Une marga, ou margue, couloir plus ou moins long, d'un mètre de largeur environ, servait à serrer les brebis en vue de la traite, facilitant ainsi la tâche du trayeur, lequel se tenait à l'extrémité la plus étroite et la plus fraîche, souvent à l'ombre d'un rocher. La margue étatit parfois semi-souterraine, voire souterraine, et se terminait alors dans le cabanat.

A ces cinq bâtiments fondamentaux s'ajoutaient :
- la soue, pen ou parson del porc, où l'on enfermait chaque soir les cochons, nourris avec le petit lait;
- les poulaillers, abris rudimentaires intégrés aux murs des bâtiments et munis de perchoirs;
- le canal d'amenée d'eau, besau ou canaleta, conduisant l'eau à l'orri.

La construction de tous ces ouvrages nécessitait l'emploi de divers outils : bêche, barre à mine, levier, masse, chèvre ou palan. Certains bergers, les peïriés, étaient même spécialisés dans la construction des orris. Les pierres étaient prélevées dans les éboulis proches.

Le partage des estives, la distribution spatiale des orris, relevaient d'ententes tacites.

Il existait des groupements de plusieurs orris appartenant à diverses familles.

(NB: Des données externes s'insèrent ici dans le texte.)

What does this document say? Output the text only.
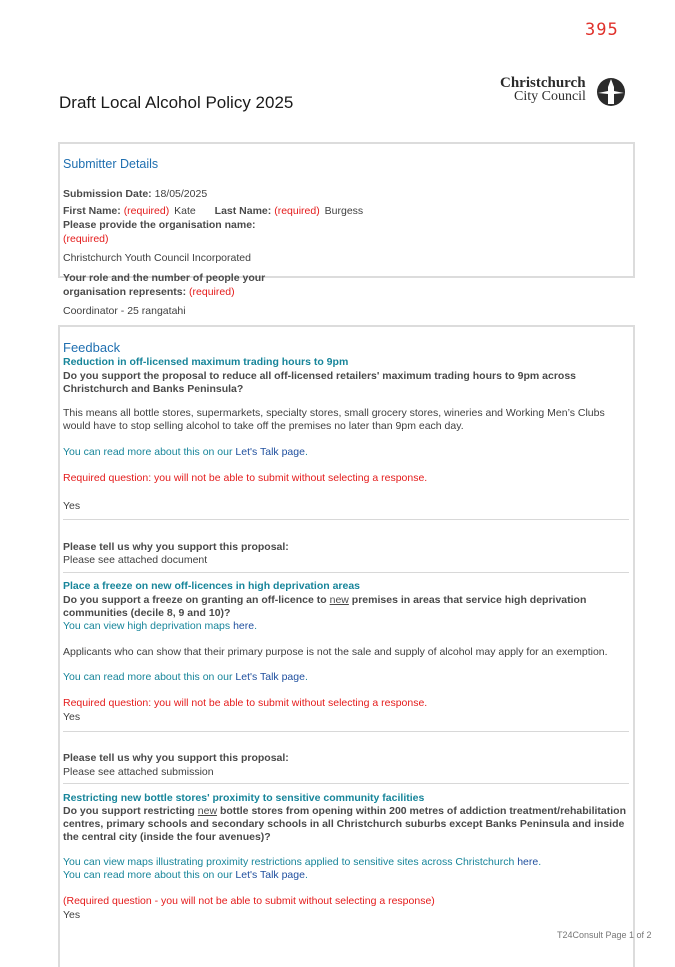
395
Draft Local Alcohol Policy 2025
Christchurch
City Council
Submitter Details
Submission Date: 18/05/2025
First Name: (required) Kate Last Name: (required) Burgess
Please provide the organisation name:
(required)
Christchurch Youth Council Incorporated
Your role and the number of people your
organisation represents: (required)
Coordinator - 25 rangatahi
Feedback
Reduction in off-licensed maximum trading hours to 9pm
Do you support the proposal to reduce all off-licensed retailers' maximum trading hours to 9pm across Christchurch and Banks Peninsula?
This means all bottle stores, supermarkets, specialty stores, small grocery stores, wineries and Working Men’s Clubs would have to stop selling alcohol to take off the premises no later than 9pm each day.
You can read more about this on our Let's Talk page.
Required question: you will not be able to submit without selecting a response.
Yes
Please tell us why you support this proposal:
Please see attached document
Place a freeze on new off-licences in high deprivation areas
Do you support a freeze on granting an off-licence to new premises in areas that service high deprivation communities (decile 8, 9 and 10)?
You can view high deprivation maps here.
Applicants who can show that their primary purpose is not the sale and supply of alcohol may apply for an exemption.
You can read more about this on our Let's Talk page.
Required question: you will not be able to submit without selecting a response.
Yes
Please tell us why you support this proposal:
Please see attached submission
Restricting new bottle stores' proximity to sensitive community facilities
Do you support restricting new bottle stores from opening within 200 metres of addiction treatment/rehabilitation centres, primary schools and secondary schools in all Christchurch suburbs except Banks Peninsula and inside the central city (inside the four avenues)?
You can view maps illustrating proximity restrictions applied to sensitive sites across Christchurch here.
You can read more about this on our Let's Talk page.
(Required question - you will not be able to submit without selecting a response)
Yes
T24Consult Page 1 of 2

Aujourd'hui, les bergers "ne font plus l'orri" et les sites d'estive sont à l'abandon depuis 1965.

© Guy Oliver

A défaut de cabane ariégoise, une cabane des Hautes-Pyrénées. On notera la grande dalle qui servait à clore l'entrée  (collection Guy Oliver)

Sources :

- Joseph Dangerma, Il était une chapelle ... au fond d'une vallée, impr. Gadust-Steffan, Foix, 1979, en part. pp. 11-16 et 104-106 (photos);

- Claude Rivals, volume Midi toulousain et pyrénéen du Corpus de l'architecture rurale française, Berger-Levrault, 1979, en part. chap. 6 (L'habitat pastoral de haute montagne), pp. 102-104;

- Jean Besset, Patrice Castel, Olivier Sanchez, Les orris du haut-Vicdessos [Ariège], dans L'architecture vernaculaire en pierre sèche du Midi de la France : unité, diversité, prospective, Actes du colloque d'Auzat et Suc-et-Sentenac des 12 et 13 juin 1999, Fédération méridionale de la pierre sèche, s. l., 2000, pp. 3-15.

- Yves Gruet, Les orris du Vicdessos (Ariège) en moyenne et haute montagne : l'environnement, la structure et le fonctionnement de ces habitats de pierre, communication au 126e congrès national des sociétés historiques et scientifiques (Terres et hommes du Sud), Toulouse, 2001, résumé à ttp://www.cths.fr/4DACTION/www_Con_Communic/75.